Now, I accept that there were actually some good reasons for abandoning the terms ‘custody’ and ‘access’ (more of which in a moment), but I don’t feel any sense of outrage when I come across them being used. This is not so, however, for everyone involved in the family justice system. Many seem to get quite angry that the terms are still in usage, and I have even seen them being referred to as ‘degrading’. Are these terms really degrading?
The terms ‘custody’ and ‘access’ were, of course, replaced with ‘residence’ and ‘contact’ by the Children Act 1989. The Children Act enacted the recommendations of the Law Commission in its 1988 report “Family Law Review of Child Law Guardianship and Custody”. Part IV of the report deals with the recommendation to introduce the new orders, and explains the reasoning behind the recommendation. Unless I’ve missed something, nowhere in that reasoning did the Law Commission suggest in any way that it considered the old terminology to be degrading. The primary reasons for the recommendation were that the old terms were misunderstood and, most importantly, that the old orders concentrated on the allocation of ‘rights’ between the parents rather than responsibilities.
So, where did this idea that the old terms ‘custody’ and ‘access’ are degrading come from? It seems to me that it has gained traction in the years since 1989, as more ‘modern’ ideas regarding the resolution of disputes over arrangements for children have taken hold. ‘Custody’ of course has connotations of control (which often used to be part of the longer term ‘custody, care and control’), and it obviously also its criminal law usage of ‘imprisonment’. ‘Access’ perhaps has a connotation of ‘being allowed’ by the other parent. Such connotations are no longer considered to have any place in modern family law.
But does that make the terms degrading, or is such a description merely an example of hyperbole being used (as it so often is these days) as a means of emphasising distaste?

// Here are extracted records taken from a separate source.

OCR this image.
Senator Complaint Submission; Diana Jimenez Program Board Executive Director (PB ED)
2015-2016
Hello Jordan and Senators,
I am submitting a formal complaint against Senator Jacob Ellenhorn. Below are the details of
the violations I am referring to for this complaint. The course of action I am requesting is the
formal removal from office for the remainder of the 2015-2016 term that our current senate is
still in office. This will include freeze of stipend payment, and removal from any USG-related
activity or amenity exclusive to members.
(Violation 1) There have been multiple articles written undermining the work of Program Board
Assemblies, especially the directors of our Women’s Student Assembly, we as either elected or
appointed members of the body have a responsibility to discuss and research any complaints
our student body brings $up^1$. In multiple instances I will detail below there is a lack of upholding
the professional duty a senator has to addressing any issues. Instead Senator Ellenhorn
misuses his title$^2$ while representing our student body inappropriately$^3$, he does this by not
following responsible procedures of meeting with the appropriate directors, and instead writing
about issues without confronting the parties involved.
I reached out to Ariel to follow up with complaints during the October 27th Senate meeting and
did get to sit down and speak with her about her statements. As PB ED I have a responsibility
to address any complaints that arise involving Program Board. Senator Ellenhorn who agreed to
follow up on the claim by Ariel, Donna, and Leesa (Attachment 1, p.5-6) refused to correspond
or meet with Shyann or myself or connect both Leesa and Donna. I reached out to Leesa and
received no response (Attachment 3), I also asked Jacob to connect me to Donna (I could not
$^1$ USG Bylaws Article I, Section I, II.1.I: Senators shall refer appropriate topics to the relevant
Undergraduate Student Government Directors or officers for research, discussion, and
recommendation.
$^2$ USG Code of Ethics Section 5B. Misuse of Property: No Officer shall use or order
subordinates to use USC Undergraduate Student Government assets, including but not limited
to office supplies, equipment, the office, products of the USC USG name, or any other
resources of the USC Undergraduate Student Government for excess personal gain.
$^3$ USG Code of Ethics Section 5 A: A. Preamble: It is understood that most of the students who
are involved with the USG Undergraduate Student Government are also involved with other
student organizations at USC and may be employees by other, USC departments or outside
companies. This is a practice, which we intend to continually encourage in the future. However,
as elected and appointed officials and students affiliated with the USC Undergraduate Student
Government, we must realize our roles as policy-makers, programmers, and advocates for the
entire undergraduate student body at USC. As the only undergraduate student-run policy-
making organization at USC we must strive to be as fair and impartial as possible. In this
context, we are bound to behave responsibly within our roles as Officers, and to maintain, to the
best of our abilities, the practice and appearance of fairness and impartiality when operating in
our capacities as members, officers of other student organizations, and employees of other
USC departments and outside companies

As I stated above, the old words ‘custody’ and ‘access’ are not just still in widespread usage (including, it has to be said, by most English-speaking people outside of England and Wales) but are also generally understood by the lay person, even if their precise meaning can be misinterpreted by parents involved in disputes. I may be wrong, but I don’t think lay people intend to use the terms in a degrading way, or consider that they are degrading. They are just terms that are regularly used – a situation that is likely to continue, whatever lawyers and law makers say – and the layperson who uses them is not thinking about connotations of control, or anything else.

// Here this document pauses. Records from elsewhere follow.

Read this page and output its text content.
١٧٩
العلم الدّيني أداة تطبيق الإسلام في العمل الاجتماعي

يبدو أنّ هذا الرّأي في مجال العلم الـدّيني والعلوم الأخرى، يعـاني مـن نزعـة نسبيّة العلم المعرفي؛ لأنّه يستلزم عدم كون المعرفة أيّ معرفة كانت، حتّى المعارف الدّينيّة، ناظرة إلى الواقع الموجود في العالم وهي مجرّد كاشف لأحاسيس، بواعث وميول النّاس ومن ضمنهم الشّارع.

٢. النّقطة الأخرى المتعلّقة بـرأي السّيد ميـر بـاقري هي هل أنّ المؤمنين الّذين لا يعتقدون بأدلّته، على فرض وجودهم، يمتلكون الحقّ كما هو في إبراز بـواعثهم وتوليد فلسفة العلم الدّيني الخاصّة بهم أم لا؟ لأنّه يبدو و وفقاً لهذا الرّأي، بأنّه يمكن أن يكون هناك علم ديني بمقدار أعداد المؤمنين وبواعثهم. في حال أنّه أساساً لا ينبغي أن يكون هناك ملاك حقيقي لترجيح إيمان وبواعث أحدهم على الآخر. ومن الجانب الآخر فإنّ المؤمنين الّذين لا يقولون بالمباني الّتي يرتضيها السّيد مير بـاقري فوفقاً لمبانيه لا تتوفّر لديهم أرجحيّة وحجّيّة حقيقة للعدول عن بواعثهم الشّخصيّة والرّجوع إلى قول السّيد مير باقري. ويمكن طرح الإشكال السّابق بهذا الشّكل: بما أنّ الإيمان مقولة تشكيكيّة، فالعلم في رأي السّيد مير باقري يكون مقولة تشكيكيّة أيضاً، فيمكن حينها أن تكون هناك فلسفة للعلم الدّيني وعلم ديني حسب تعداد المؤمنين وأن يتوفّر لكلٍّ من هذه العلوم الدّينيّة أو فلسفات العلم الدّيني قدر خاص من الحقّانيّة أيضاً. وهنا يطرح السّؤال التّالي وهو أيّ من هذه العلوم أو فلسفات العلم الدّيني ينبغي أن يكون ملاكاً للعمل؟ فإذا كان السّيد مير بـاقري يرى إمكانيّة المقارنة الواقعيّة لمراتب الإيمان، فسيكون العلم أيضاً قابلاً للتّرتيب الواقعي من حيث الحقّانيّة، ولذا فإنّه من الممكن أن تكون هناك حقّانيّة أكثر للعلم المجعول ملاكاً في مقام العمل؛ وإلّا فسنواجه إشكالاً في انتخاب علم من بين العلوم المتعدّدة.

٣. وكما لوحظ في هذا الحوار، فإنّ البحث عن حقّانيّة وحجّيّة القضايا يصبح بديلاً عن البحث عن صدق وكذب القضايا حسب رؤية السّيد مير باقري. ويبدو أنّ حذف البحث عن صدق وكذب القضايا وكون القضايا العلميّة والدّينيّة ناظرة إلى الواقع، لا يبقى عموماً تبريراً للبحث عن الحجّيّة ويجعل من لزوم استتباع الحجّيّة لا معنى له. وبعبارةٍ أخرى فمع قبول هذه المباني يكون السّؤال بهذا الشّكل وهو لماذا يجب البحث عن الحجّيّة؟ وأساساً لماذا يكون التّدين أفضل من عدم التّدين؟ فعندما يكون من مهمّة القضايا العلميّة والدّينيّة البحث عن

The important thing, though, is whether the parents involved in the disputes to which the terms refer feel degraded by their use. I really don’t think they do – they see the terms in the same way as any other lay person. A parent who does not have ‘custody’ or who is granted ‘access’ may feel aggrieved at the decision, but they do not feel degraded.
In short, whilst it may be true that the old terms are no longer ‘quite right’, that does not make them degrading.
But does it matter if we criticise others for using the wrong terminology? Well, yes, I think it does, particularly if it is done in such an aggressive way. I think we need to keep our views to ourselves, rather than suggest that, at best, those who persist in using the old terms are ignorant or, at worst, that they are degrading the parents involved in the disputes to which they are referring, when that is almost certainly not their intention (as with the BBC presenter interviewing a lawyer about the Minnock case the other day). Making such a point makes us seem more aloof and out of touch, at a time when we are supposed to be showing ourselves and the system off in a favourable light.